Every holiday season more and more people do all their shopping online, forcing more local stores out of business and local unemployment goes up and then, lo and behold, next Christmas nobody has as much money. The whole thing is either a reverse engineered ponzi scheme or a losing game of three-card monte or it’s just the end of Reservoir Dogs where they all shoot one another dead.

So can we maybe just slow it down a little? As spring arrives and we embrace the slow food movement and plant our gardens and tend to our bees, I would also like to propose we think about slow shopping too. Walk into a store and browse. It will take more time, but by making it a bit more difficult you’ll actually wind up spending less money, thusly saving more than you would have if you had shopped on-line.

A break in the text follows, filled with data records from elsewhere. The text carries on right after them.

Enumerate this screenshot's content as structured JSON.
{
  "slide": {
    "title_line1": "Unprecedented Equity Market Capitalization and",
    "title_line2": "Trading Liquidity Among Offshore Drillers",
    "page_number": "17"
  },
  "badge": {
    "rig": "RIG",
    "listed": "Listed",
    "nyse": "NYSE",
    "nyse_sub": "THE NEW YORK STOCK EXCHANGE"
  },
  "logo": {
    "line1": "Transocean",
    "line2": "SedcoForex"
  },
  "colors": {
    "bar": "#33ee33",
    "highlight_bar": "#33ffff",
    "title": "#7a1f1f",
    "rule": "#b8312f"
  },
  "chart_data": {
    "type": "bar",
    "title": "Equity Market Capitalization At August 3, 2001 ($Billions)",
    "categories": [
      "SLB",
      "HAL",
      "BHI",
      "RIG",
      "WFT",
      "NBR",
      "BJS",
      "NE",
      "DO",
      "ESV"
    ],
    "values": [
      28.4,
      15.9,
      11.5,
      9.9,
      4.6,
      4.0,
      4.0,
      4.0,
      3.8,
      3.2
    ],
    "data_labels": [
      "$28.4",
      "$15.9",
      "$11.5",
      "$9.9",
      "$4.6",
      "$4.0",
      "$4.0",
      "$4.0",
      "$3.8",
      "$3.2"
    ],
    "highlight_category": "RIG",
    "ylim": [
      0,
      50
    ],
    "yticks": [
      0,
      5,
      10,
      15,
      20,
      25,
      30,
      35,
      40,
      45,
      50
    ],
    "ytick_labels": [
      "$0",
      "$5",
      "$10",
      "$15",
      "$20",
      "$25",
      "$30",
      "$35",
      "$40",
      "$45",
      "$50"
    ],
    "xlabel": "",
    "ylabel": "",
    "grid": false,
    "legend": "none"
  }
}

I’m not saying the Internet is evil, far from it, it’s a wonderful, wonderful thing (Hi Arianna!) and if you need a book fast then, sure, by all means, go buy it on-line at bn.com. But if there’s a place near you where you can go support your community, then stop on by there instead. Make the effort. Yes, you might pay more, but a lot of the extra money you’re paying in local taxes goes to filling in your potholes and paying for someone to watch your kids cross the street. Businesses survive on wafer thin margins, one more customer going and shopping at a store can actually make a big difference.

Seriously, you might feel savvy buying those shoes from Zapatos but in the long run you’re really not. The phrase “free shipping” is really just like crack cocaine, it’s cheap, it’s addictive and, in the end, it will cause the same horrible destruction in your community.

If you really want to know what is going to happen if you keep sending your money to support those distant acres of automated warehouses, come visit Detroit and take a look around. You’ll see parts of town that look exactly like that burned out futuristic landscape from The Terminator. You know, that’s the movie where the robots won.